Well, you know, Muammar Gaddafi in his speech this morning invoked Waco, Sheldon.
Really?
To justify his slaughter in the streets of Tripoli.
Well, then I hope Bill Clinton heard the speech.
Now, I wonder if you think that analogy is apt.
Bill Clinton's president of the world, according to Chris Matthews.
So I assume he's rushing to Libya to talk to Muammar and, you know, tell him Waco's not the same thing.
I'm sure he's got some way to explain that.
Right.
Because what you got to do first is you got to say, oh, all the protesters are child molesters and drug dealers, and then you burn them all to death.
But speaking of Chris Matthews and Muammar, I don't know why I bother with Chris Matthews.
He's not significant enough, but he's one of my pet peeves.
He declared yesterday that Muammar is a bad leader, quote, bad leader.
And the fact that he would even choose the word leader to put into that phrase, I think speaks volumes about Chris Matthews and a lot of the mainstream media, whether they're progressives or conservatives, doesn't really matter.
They still see him as a leader.
Well, you know, after he spent a week defending Hosni Mubarak, he then decided to switch sides to the people in the streets and immediately took the one and only lesson that's obvious from the uprising in Egypt, and that is we don't need a second amendment.
See?
You were.
I'm glad you saw that, too, because I began to wonder whether I really did hear that.
He was a little slow on the uptake, wasn't he?
Didn't he fight against the people in those first few days?
Yeah, yeah.
Hosni Mubarak, he's a good guy.
Everybody knows that.
He's our friend, our friend.
And you've heard him rhapsodized about Sadat, haven't you?
Sadat, he thinks, is one of the greatest heroes ever since Winston Churchill, I'm sure.
Yeah.
Well, and what's not to like about him, right?
He had a lot more charismatic appeal than Mubarak.
I will give Sadat that.
Yeah, well, although that's not saying very much about that guy.
Barbara Walters.
Someone just posted on my Facebook page, forget Mubarak, it's the Fed's terrorism we all need to be afraid of, Max Keiser clip.
Well, there are things that American people need to learn from this, but I'm sure they think there's this huge gulf between what's going on over there and our issues here.
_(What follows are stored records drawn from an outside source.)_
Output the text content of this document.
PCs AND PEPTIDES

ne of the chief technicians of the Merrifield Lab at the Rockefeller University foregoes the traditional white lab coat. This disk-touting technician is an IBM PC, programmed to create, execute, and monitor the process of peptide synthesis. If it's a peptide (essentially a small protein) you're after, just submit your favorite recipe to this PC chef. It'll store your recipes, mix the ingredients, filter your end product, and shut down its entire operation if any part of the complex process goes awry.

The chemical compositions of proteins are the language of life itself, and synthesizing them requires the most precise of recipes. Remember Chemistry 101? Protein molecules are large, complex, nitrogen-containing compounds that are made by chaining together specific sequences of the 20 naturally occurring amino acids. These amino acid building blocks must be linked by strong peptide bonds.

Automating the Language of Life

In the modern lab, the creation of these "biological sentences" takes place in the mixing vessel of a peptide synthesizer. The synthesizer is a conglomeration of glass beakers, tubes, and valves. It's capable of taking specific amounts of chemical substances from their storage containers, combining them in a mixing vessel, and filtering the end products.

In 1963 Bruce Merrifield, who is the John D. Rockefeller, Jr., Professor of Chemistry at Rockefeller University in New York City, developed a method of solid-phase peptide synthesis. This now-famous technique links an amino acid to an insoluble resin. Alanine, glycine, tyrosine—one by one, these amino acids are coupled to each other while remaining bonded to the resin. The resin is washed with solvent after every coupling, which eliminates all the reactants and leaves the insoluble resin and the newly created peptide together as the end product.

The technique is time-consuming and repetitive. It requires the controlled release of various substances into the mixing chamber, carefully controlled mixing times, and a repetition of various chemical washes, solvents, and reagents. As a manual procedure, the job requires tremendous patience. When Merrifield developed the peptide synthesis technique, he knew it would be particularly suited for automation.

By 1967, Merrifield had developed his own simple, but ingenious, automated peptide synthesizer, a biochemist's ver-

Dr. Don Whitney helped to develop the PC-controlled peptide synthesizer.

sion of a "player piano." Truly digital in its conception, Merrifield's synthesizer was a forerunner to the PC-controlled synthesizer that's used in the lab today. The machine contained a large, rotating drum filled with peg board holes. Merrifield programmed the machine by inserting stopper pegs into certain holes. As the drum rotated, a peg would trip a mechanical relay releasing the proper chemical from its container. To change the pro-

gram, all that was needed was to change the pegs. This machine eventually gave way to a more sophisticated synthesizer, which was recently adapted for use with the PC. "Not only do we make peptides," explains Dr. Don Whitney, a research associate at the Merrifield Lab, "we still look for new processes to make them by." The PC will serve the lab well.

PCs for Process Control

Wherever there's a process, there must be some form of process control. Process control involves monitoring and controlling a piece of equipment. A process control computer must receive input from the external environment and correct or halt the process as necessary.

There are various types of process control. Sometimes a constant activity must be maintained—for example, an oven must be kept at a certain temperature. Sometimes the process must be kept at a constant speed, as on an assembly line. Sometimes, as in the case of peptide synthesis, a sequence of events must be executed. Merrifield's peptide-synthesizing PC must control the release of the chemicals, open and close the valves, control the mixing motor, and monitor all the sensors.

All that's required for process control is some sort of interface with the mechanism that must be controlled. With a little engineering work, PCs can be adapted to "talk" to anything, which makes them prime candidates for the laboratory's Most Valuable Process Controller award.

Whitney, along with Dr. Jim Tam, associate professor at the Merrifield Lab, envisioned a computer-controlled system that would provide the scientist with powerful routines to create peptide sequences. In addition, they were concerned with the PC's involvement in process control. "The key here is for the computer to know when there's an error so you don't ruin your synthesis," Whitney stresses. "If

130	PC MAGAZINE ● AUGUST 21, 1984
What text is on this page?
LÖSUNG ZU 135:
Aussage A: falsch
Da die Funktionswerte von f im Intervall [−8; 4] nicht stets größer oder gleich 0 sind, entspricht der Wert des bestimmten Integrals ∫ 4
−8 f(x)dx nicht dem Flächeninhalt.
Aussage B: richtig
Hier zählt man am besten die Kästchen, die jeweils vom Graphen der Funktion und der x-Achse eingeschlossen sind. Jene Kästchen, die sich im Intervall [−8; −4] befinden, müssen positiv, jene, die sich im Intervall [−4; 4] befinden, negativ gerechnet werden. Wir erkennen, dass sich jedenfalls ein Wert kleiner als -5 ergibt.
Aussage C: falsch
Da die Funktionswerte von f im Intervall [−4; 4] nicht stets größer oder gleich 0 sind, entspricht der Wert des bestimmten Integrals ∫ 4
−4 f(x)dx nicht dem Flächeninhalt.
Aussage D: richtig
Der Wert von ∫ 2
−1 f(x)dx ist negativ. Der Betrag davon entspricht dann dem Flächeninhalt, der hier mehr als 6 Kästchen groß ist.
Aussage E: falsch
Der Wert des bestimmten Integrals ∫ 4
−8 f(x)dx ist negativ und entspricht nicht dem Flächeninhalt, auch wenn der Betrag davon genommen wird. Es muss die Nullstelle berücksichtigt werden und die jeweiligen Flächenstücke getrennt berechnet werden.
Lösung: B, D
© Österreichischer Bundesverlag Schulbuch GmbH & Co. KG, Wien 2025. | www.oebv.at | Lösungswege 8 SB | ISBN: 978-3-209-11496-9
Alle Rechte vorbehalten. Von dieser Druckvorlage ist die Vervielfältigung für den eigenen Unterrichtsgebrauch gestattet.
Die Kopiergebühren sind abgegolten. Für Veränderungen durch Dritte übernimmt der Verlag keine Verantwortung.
Americans, this exceptionalism runs very deep in people, and there's no relevance whatsoever to what's going on over there and the United States for most people.
You know, it's like...
Well, TV seems to pretty much be over the revolution entirely.
They're kind of sick of it.
That was last week.
We had a revolution in 1776.
We don't need to revisit that.
That's over.
I mean, I'm sure that's the view.
Yeah.
And if you were to say, you know, there are some common themes here, maybe we can learn from it.
They wouldn't.
They would think you're speaking another language.
They wouldn't even know what you're talking about.
Right.
Well, and just look at the parallels where, you know, when you adopt Egypt as your client torture state, it's, you know, you stare into the abyss, it stares back into you.
We've adopted...
In fact, I remember years ago talking about this with Chris Hedges, you know, five years ago or something.
We are adopting Egypt's system of massive secret police and prison without trial and torturing people to death.
And we are turning our system into theirs.
We're supposed to be bragging that, oh, we're the oldest constitutional republic in the world.
Everybody revolt and then copy us.
They have to revolt against us to copy what we claim we're about.
It's different when it's America.
Yeah, always is.
All right.
Well, thanks very much, Sheldon.
It's always great talking to you.
My pleasure.
Everybody, that's the great Sheldon Richman.
He's the editor of The Freeman.
And he writes at sheldonrichman.com and the Future Freedom Foundation, fff.org.